L’esempio di Marks & Spencer, citato da Ascoli, è emblematico: la società britannica ha perso una grande quantità di dati a causa di un attacco subito da un fornitore esterno. L’impatto reputazionale è stato enorme, pur non essendo l’azienda direttamente responsabile della violazione. Questo, secondo Ascoli, è il segnale che la fiducia nella supply chain dipende ormai anche dalla solidità dei suoi partner digitali.

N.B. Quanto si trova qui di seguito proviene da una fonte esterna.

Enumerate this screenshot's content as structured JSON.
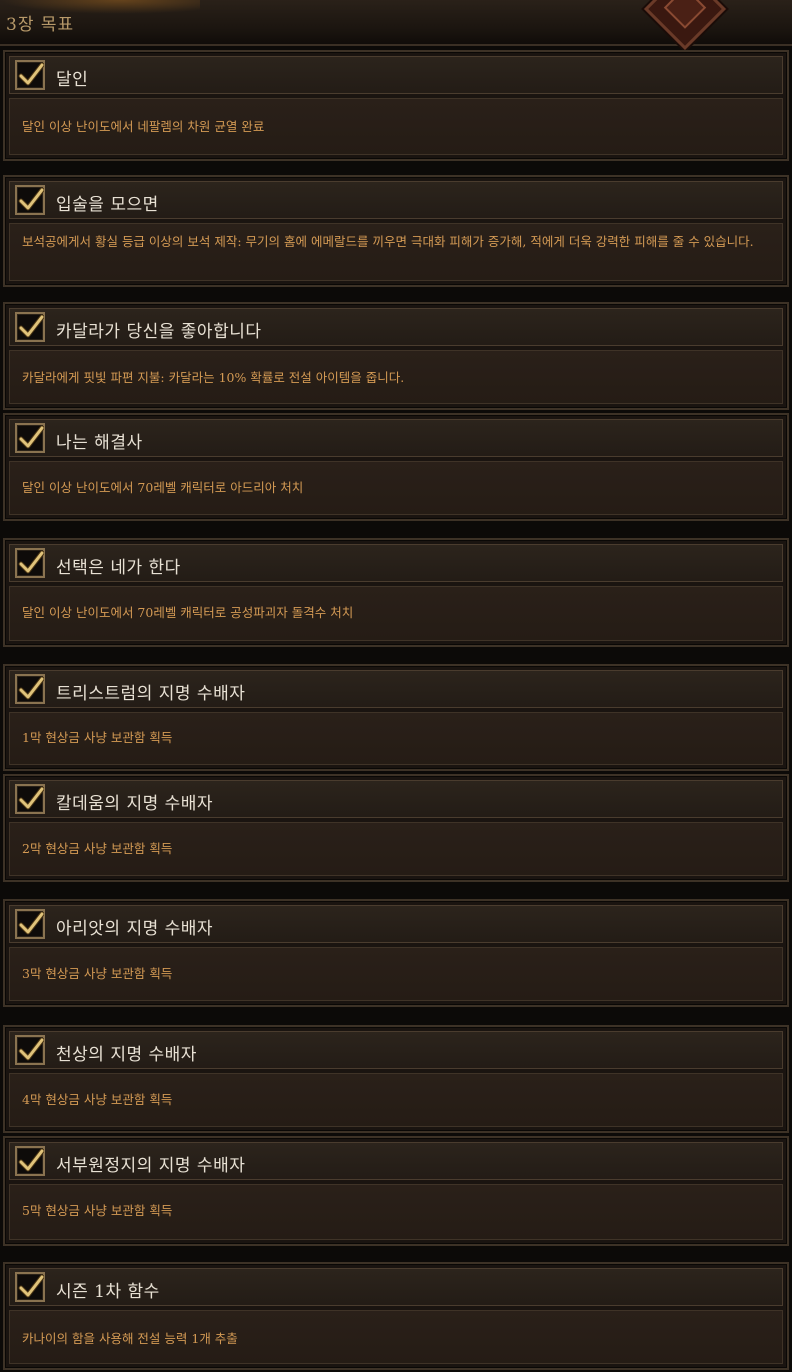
{
  "header": {
    "title": "3장 목표"
  },
  "objectives": [
    {
      "title": "달인",
      "description": "달인 이상 난이도에서 네팔렘의 차원 균열 완료",
      "completed": true
    },
    {
      "title": "입술을 모으면",
      "description": "보석공에게서 황실 등급 이상의 보석 제작: 무기의 홈에 에메랄드를 끼우면 극대화 피해가 증가해, 적에게 더욱 강력한 피해를 줄 수 있습니다.",
      "completed": true
    },
    {
      "title": "카달라가 당신을 좋아합니다",
      "description": "카달라에게 핏빛 파편 지불: 카달라는 10% 확률로 전설 아이템을 줍니다.",
      "completed": true
    },
    {
      "title": "나는 해결사",
      "description": "달인 이상 난이도에서 70레벨 캐릭터로 아드리아 처치",
      "completed": true
    },
    {
      "title": "선택은 네가 한다",
      "description": "달인 이상 난이도에서 70레벨 캐릭터로 공성파괴자 돌격수 처치",
      "completed": true
    },
    {
      "title": "트리스트럼의 지명 수배자",
      "description": "1막 현상금 사냥 보관함 획득",
      "completed": true
    },
    {
      "title": "칼데움의 지명 수배자",
      "description": "2막 현상금 사냥 보관함 획득",
      "completed": true
    },
    {
      "title": "아리앗의 지명 수배자",
      "description": "3막 현상금 사냥 보관함 획득",
      "completed": true
    },
    {
      "title": "천상의 지명 수배자",
      "description": "4막 현상금 사냥 보관함 획득",
      "completed": true
    },
    {
      "title": "서부원정지의 지명 수배자",
      "description": "5막 현상금 사냥 보관함 획득",
      "completed": true
    },
    {
      "title": "시즌 1차 함수",
      "description": "카나이의 함을 사용해 전설 능력 1개 추출",
      "completed": true
    }
  ],
  "icons": {
    "checkbox": "checkmark-icon",
    "emblem": "emblem-icon"
  },
  "colors": {
    "title": "#e8e1d4",
    "description": "#d49a54",
    "header": "#b89a6a",
    "checkmark": "#e0c37a"
  }
}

La cybersecurity industriale, dunque, si trasforma in una leva strategica capace di influenzare scelte di mercato e di partnership. Avere certificazioni, policy e processi di sicurezza consolidati diventa un criterio di selezione tra aziende, un modo per dimostrare affidabilità in un ecosistema interconnesso e vulnerabile.
Semplicità e consapevolezza come strumenti di resilienza
Bosch Rexroth, come spiega Ascoli, cerca di rispondere a questa esigenza di fiducia attraverso soluzioni che riducano la complessità percepita. «Quello che cerchiamo di fare è portare semplicità sul mercato», afferma, descrivendo un percorso in cui la tecnologia non deve essere un ostacolo ma un abilitatore di comportamenti sicuri.
Il punto di partenza è la consapevolezza. La cultura della sicurezza nasce dal riconoscimento che il rischio non può essere eliminato ma gestito, e che la vulnerabilità più grande è spesso la mancanza di attenzione quotidiana. In un contesto in cui il numero di attacchi aumenta e le minacce si evolvono rapidamente, costruire consapevolezza diventa un esercizio costante, tanto per i fornitori di automazione quanto per i produttori e gli utilizzatori di macchine.
La visione proposta da Ascoli mette al centro l’idea di una filiera industriale consapevole e collaborativa, dove ciascun attore contribuisce alla sicurezza collettiva. L’obiettivo non è soltanto rispettare le regole imposte dai regolamenti europei, ma trasformare la cybersecurity in una competenza diffusa, parte integrante della qualità e dell’affidabilità industriale.